事例研究 日吉屋

私達は2015年夏、日吉屋さんを訪問しインタビューしてきました。どんなところかといえば、100年以上の歴史を持つ、京都でたった一つの京和傘を作るお店です。最近は、ブランディングの成功によっても、名前が知られるようになりました。

学生のコメント

社長の西堀耕太郎さんは、和傘市場が縮小する中、「Hiyoshiya Contemporary collection」というブランドで、伝統技法にデザインの力を融合させた新しいコンセプトの商品を売り出しました。彼は、低迷する伝統産業界に新しい風を起こした人なのです。西堀さんは「伝統は革新の連続です。従来の伝統工芸品が必要とされなくなってきたのなら、当然、変わっていかなければならない(必要とされるものを作っていかなければならない)」とおっしゃっていました。有名になるお店は、常に新しいものを探し、時代にあった商品開発をしていくのだと思いました。

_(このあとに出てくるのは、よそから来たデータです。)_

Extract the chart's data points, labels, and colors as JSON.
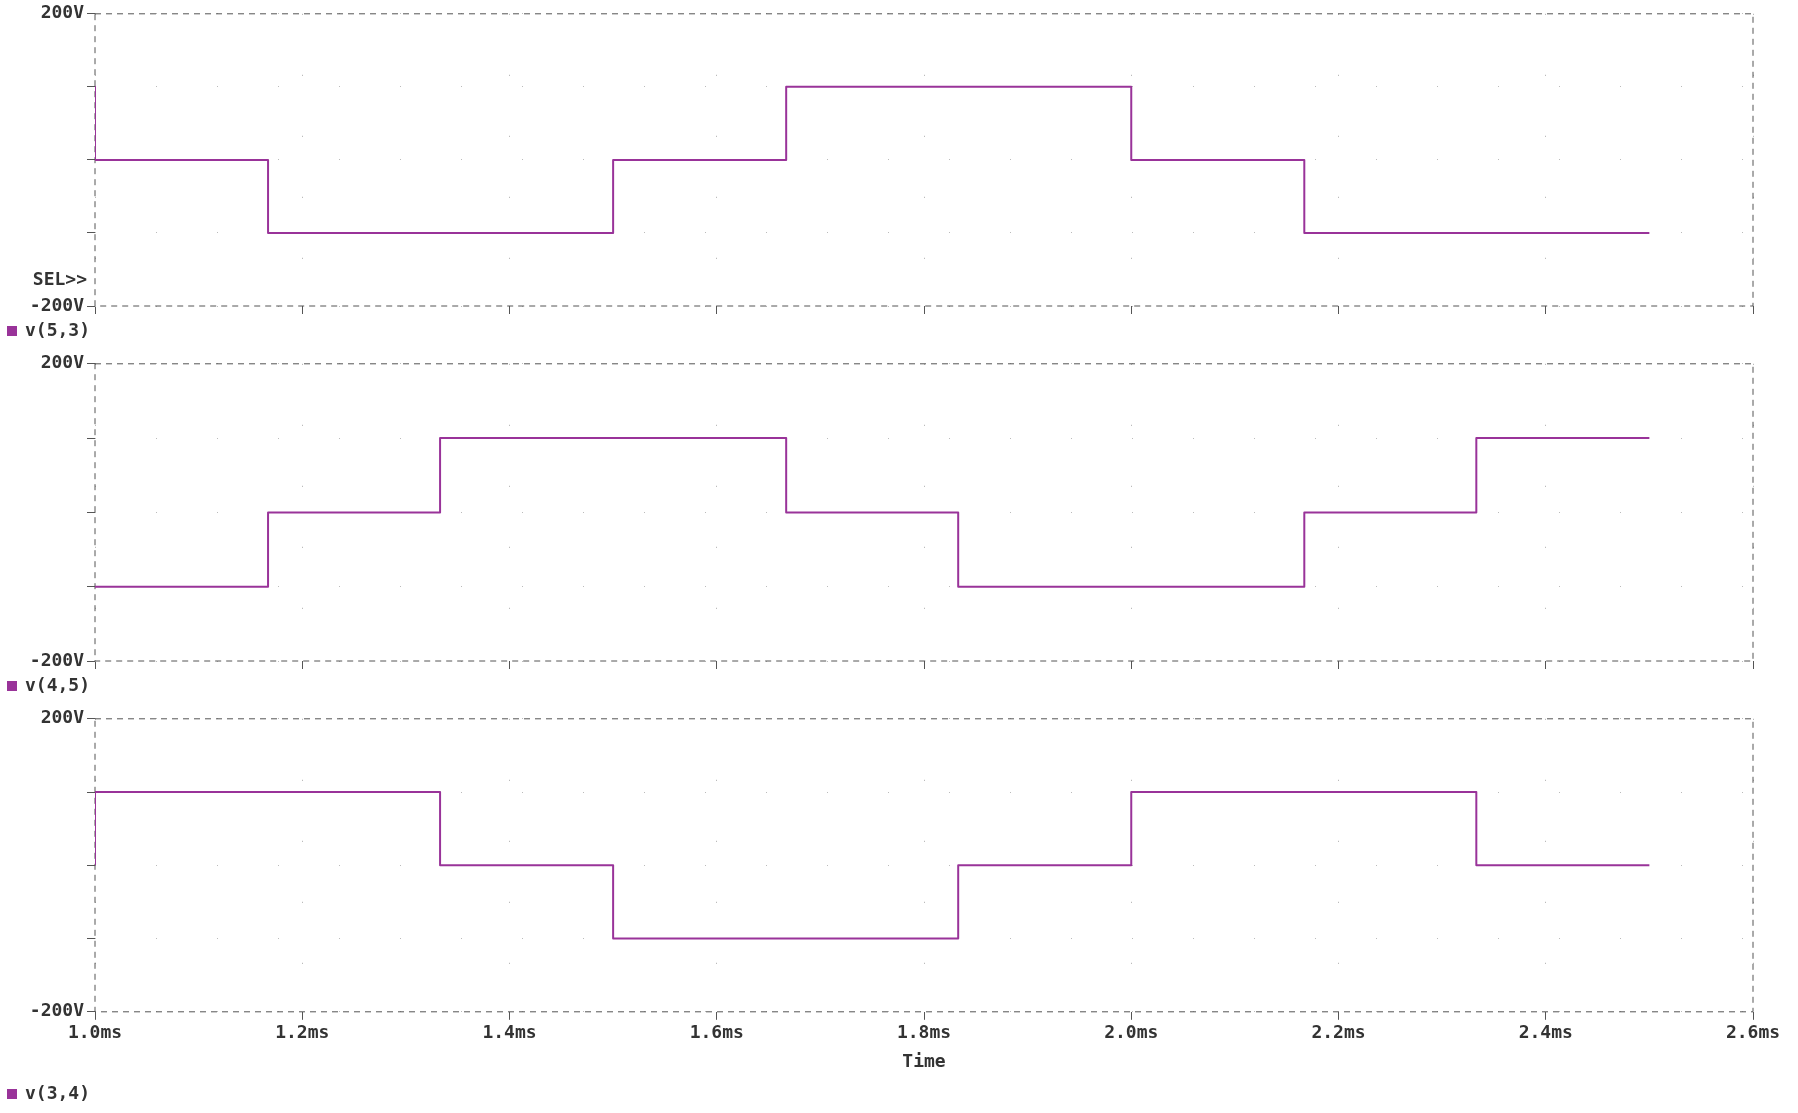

皆さんは京都でたった一軒しかない京和傘屋と言われたら、どんなイメージを持ちますか?

ほとんどの人は、傘一筋でやっている堅い企業をイメージすると思います。

でも、日吉屋さんは、和傘の技術を利用してランプをはじめとするユニークな商品を作りあげています。

どうしてそんな取り組みをはじめたかというと、2004年当時、日吉屋さんは経営難で廃業寸前でした。しかし、5代目社長に就任した西堀耕太郎さんは諦めませんでした。伝統の技術や素材を活かして新事業を展開する「老舗ベンチャー」に転じれば、復活できるという確信があったからです。

とはいえ、ユニークな商品作りは困難を極めました。試行錯誤を続ける中で、ある日、傘の天日干しを見て、ランプのアイデアが浮かんだそうです。その後、和傘作りの技術を応用したランプやバスケットを開発。今ではこのランプが、同社の売り上げの半分を占めるまでになりました。ランプが日吉屋さんの主力商品になったのです。

同社のランプは、ザ・リッツカールトン京都などの有名店でも使われています。同じランプを使って自宅をコーディネートすれば、自分の家も高級になった感じがしますよね。

日吉屋製ランプは、海外市場にも売られています。オシャレの最先端である欧州で好評価を得られれば、全世界で通用すると考えているそうです。

宣伝に関しても、ひと工夫されています。メディア関係者が「記事にしたい」「映像で流したい」と思うような商品を作ることが重要だとおっしゃっていました。そんな商品を作れば、広告宣伝費ゼロで内外にアピールできます。結果的に、商品開発により多くのお金を回すことができ、より良い商品が生まれるという好循環が期待できるのです。